Он снова ударил его. Гладиатор не пытался избежать удара, и Красс понял, что, если это продолжится, он извлечет из него немного.

— Достаточно, офицер, — сказал Красс. — Оставь его в покое и продолжай то, что ты должен делать.

— Мне очень жаль, но он не заговорил. Может быть, он немой. Никогда не видел, чтобы он говорил даже со своими сокамерниками.

— Это не имеет никакого значения, — сказал Красс.

Он наблюдал за ними, когда они шли через ворота на место распятия. Постоянный поток людей изливался через ворота, рассеиваясь вдоль дороги, откуда открывался широкий и непрерываемый обзор происходящей казни. Красс прошел через толпу к основанию креста, любопытно, несмотря ни на что, как отреагирует раб. Каменная невозмутимость мужчины, стала своего рода вызовом, и Красс, который никогда не знал человека — каким бы храбрым он ни был — молча идущего на крест, начал размышлять о том, чем бы спровоцировать его реакцию.

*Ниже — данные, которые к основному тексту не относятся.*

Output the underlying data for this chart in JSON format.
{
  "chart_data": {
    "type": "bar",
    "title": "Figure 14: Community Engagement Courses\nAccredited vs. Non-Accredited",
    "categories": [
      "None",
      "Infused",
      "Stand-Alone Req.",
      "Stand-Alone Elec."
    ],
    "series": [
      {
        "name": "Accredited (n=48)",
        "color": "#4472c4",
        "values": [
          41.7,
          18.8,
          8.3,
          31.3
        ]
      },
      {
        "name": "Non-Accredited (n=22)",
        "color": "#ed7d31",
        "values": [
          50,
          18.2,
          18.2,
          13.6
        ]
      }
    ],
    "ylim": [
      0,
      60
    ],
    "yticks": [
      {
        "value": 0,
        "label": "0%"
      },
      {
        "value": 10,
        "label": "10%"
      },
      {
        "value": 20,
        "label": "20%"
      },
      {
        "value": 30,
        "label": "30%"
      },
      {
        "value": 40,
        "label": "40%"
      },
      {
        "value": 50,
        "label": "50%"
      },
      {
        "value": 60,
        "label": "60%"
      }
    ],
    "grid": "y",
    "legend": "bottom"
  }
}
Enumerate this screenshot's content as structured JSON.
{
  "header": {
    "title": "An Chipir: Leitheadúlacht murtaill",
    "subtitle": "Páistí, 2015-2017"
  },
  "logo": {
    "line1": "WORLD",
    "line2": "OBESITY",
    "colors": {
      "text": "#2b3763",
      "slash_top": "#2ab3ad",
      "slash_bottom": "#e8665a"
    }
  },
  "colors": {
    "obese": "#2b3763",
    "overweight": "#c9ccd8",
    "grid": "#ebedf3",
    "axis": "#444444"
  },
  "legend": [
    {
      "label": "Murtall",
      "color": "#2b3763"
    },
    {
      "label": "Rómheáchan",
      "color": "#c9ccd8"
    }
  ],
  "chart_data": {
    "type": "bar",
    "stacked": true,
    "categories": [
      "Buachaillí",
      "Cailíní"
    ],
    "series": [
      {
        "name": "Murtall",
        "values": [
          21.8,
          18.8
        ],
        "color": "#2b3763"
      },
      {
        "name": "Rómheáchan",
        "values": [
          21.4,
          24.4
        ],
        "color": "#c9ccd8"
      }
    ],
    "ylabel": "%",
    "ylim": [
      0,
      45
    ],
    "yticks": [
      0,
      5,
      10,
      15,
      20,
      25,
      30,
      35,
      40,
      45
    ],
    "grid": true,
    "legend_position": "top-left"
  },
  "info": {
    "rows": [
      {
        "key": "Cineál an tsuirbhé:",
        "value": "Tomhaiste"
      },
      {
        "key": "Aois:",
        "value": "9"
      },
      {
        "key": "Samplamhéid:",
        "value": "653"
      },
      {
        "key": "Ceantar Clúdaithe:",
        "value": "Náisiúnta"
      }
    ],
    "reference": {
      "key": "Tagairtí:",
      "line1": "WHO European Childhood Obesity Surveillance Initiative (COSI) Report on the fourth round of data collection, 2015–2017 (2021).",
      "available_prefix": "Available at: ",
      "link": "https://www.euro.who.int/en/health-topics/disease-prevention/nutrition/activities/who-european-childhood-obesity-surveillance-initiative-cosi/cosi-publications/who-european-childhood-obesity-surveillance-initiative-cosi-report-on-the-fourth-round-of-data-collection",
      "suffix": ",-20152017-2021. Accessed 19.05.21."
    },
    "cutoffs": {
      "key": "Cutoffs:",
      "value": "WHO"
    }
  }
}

Солдаты были опытными в установке распятия, и они быстро и умело работали. Веревку подсунули под руки, все еще связанного и неподвижного раба. Веревку протягивали до тех пор, пока концы с обоих сторон не стали равны. Лестница, которую рабы оставили там накануне, приставили к обратной стороне. Оба конца веревки перебросили через перекладину креста, и пара солдат захватила каждый конец. Затем, с быстрой ловкостью гладиатор был поднят почти до перекладины. Теперь другой солдат поднялся по лестнице и потравил тело гладиатора, пока стоящие внизу, натягивали веревку. Он расположил плечи чуть ниже точки, где встретились два деревянных бруса. Солдат, стоящий на лестнице перебрался на перекладину, а другой, с молотом и несколькими длинными железными гвоздями, поднялся по лестнице и оседлал другую руку перекладины.